Sim, toda essa gente claudicou. Aliás, o Ministério Público sabia que a questão estava em curso porque a defesa do chefão do PCC já havia tentado a soltura no STJ. E teve a sua pretensão negada. Assim, pergunta-se: dada essa evidência, por que o MP não cumpriu a sua obrigação?
Marco Aurélio sabe, no entanto, que, com todas as divisões, tendências, correntes etc., o sistema judicial é um só. E um magistrado pode, dentro dos marcos legais, concorrer para corrigir eventuais falhas. O próprio Código de Processo Penal lhe faculta caminhos para não botar na rua um sujeito que, dadas as disposições do Artigo 312 de tal código, na cadeia deveria permanecer.
A LEI QUE MUDOU O CPP
Há outra coisa especialmente perversa para quem quer fazer um debate sério. A mesma Lei que introduziu o Parágrafo Único no Artigo 316 do CPP -- a 13.964 -- mudou também a redação do Artigo 315 do código. E concede ao juiz amplo espaço de manobra para "decretar, substituir ou denegar" a prisão preventiva", e qualquer decisão tem de ser "sempre motivada e fundamentada".
Com efeito, Marco Aurélio não estava obrigado a ouvir ninguém antes de tomar a sua decisão, mas podia fazê-lo. Acredito que teria bastado uma consulta ao próprio MP e ao juízo que determinou a preventiva, e isso teria resultado na sua renovação.
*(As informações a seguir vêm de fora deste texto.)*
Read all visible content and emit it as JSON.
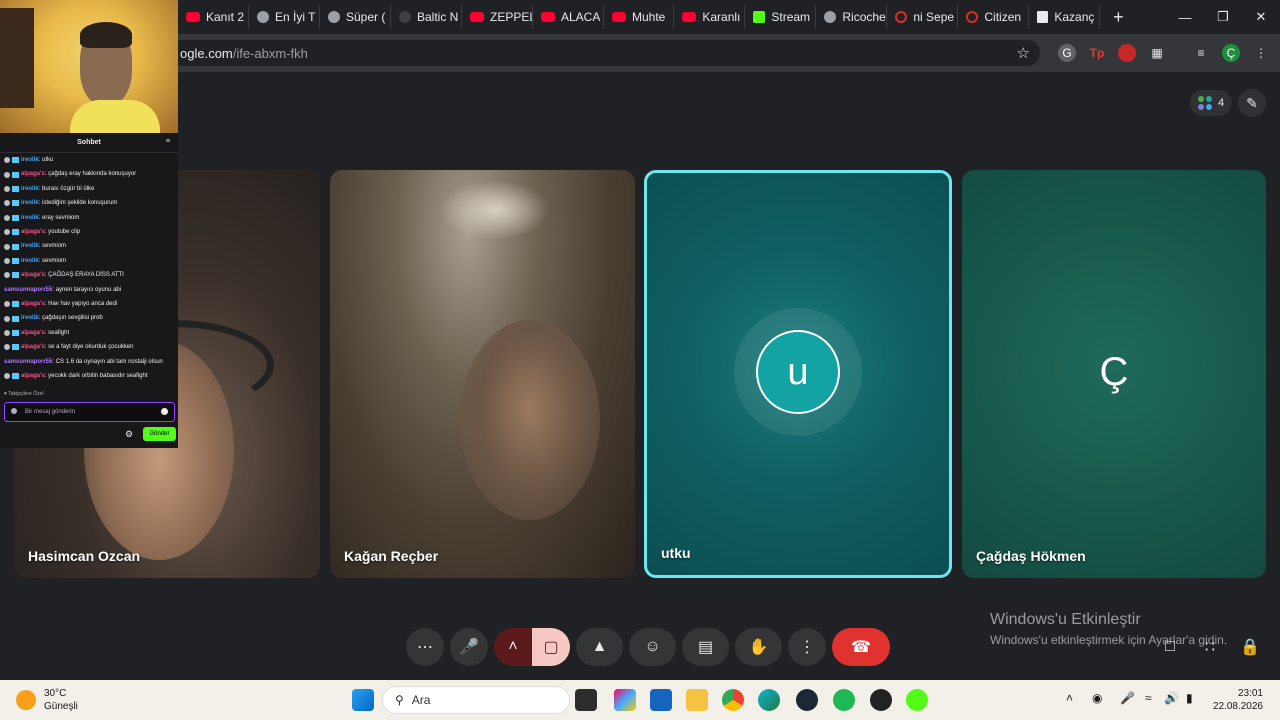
{
  "browser": {
    "tabs": [
      {
        "label": "Kanıt 2",
        "icon": "youtube-icon"
      },
      {
        "label": "En İyi T",
        "icon": "generic-icon"
      },
      {
        "label": "Süper (",
        "icon": "generic-icon"
      },
      {
        "label": "Baltic N",
        "icon": "globe-icon"
      },
      {
        "label": "ZEPPEL",
        "icon": "youtube-icon"
      },
      {
        "label": "ALACA",
        "icon": "youtube-icon"
      },
      {
        "label": "Muhte",
        "icon": "youtube-icon"
      },
      {
        "label": "Karanlı",
        "icon": "youtube-icon"
      },
      {
        "label": "Stream",
        "icon": "kick-icon"
      },
      {
        "label": "Ricoche",
        "icon": "generic-icon"
      },
      {
        "label": "ni Sepe",
        "icon": "ring-icon"
      },
      {
        "label": "Citizen",
        "icon": "ring-icon"
      },
      {
        "label": "Kazanç",
        "icon": "doc-icon"
      }
    ],
    "new_tab": "+",
    "address": {
      "host": "ogle.com",
      "path": "/ife-abxm-fkh"
    },
    "profile_letter": "Ç"
  },
  "meet": {
    "participant_count": "4",
    "tiles": [
      {
        "name": "Hasimcan Ozcan"
      },
      {
        "name": "Kağan Reçber"
      },
      {
        "name": "utku",
        "initial": "u"
      },
      {
        "name": "Çağdaş Hökmen",
        "initial": "Ç"
      }
    ],
    "activation": {
      "title": "Windows'u Etkinleştir",
      "subtitle": "Windows'u etkinleştirmek için Ayarlar'a gidin."
    }
  },
  "stream_chat": {
    "header": "Sohbet",
    "messages": [
      {
        "user": "ireolik",
        "text": "utku",
        "cls": "ire"
      },
      {
        "user": "alpaga's",
        "text": "çağdaş eray hakkında konuşuyor",
        "cls": "alp"
      },
      {
        "user": "ireolik",
        "text": "burası özgür bi ülke",
        "cls": "ire"
      },
      {
        "user": "ireolik",
        "text": "istediğim şekilde konuşurum",
        "cls": "ire"
      },
      {
        "user": "ireolik",
        "text": "eray sevmiom",
        "cls": "ire"
      },
      {
        "user": "alpaga's",
        "text": "youtube clip",
        "cls": "alp"
      },
      {
        "user": "ireolik",
        "text": "sevmiom",
        "cls": "ire"
      },
      {
        "user": "ireolik",
        "text": "sevmiom",
        "cls": "ire"
      },
      {
        "user": "alpaga's",
        "text": "ÇAĞDAŞ ERAYA DİSS ATTI",
        "cls": "alp"
      },
      {
        "user": "samsunnaporr55",
        "text": "aynen tarayıcı oyunu abi",
        "cls": "sam"
      },
      {
        "user": "alpaga's",
        "text": "Hav hav yapıyo anca dedi",
        "cls": "alp"
      },
      {
        "user": "ireolik",
        "text": "çağdaşın sevgilisi prob",
        "cls": "ire"
      },
      {
        "user": "alpaga's",
        "text": "seafight",
        "cls": "alp"
      },
      {
        "user": "alpaga's",
        "text": "se a fayt diye okurduk çocukken",
        "cls": "alp"
      },
      {
        "user": "samsunnaporr55",
        "text": "CS 1.6 da oynayın abi tam nostalji olsun",
        "cls": "sam"
      },
      {
        "user": "alpaga's",
        "text": "yecokk dark orbitin babasıdır seafight",
        "cls": "alp"
      }
    ],
    "followers_only": "Takipçilere Özel",
    "input_placeholder": "Bir mesaj gönderin",
    "send_label": "Gönder"
  },
  "taskbar": {
    "temperature": "30°C",
    "condition": "Güneşli",
    "search_label": "Ara",
    "time": "23:01",
    "date": "22.08.2026"
  }
}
Insisto: tal ação estaria adequada ao figurino do Artigo 312 do Código.
Um juiz não é uma máquina de tomar decisões automáticas mesmo quando cumpre o seu dever, que é o de aplicar a lei. O CPP põe ainda à disposição de Marco Aurélio, fosse o caso de tirar André do Rap da cadeia, coisa de que discordo, as medidas previstas no Artigo 319, que são ações cautelares distintas da prisão. E, entre elas, está a monitoração eletrônica.
DESCUMPRIMENTO DA LIMINAR
Aliás, Marco Aurélio poderia revogar a própria liminar, suspensa por Luiz Fux -- outra decisão absurda -- porque, em seu despacho, referindo-se ao chefão do PCC, escreveu:
"Advirtam-no da necessidade de permanecer com a residência indicada ao juízo, atendendo aos chamamentos judiciais, de informar possível transferência e de adotar a postura que se aguarda do cidadão integrado à sociedade".
Pois é... André do Rap fugiu. Sem a tornozeleira, nem foi possível mapear seus movimentos. Ele não quer ser um "cidadão integrado à sociedade", ministro. Ele é chefão de uma organização criminosa que lhe garante poder, fortuna e fama.
Que as vozes da sensatez consigam preservar da má aplicação uma boa lei, que pode concorrer para diminuir a pressão das masmorras em que se transformaram os presídios, salvando vidas e tirando da preguiça os setores do Ministério Público e do Judiciário que estocam pessoas.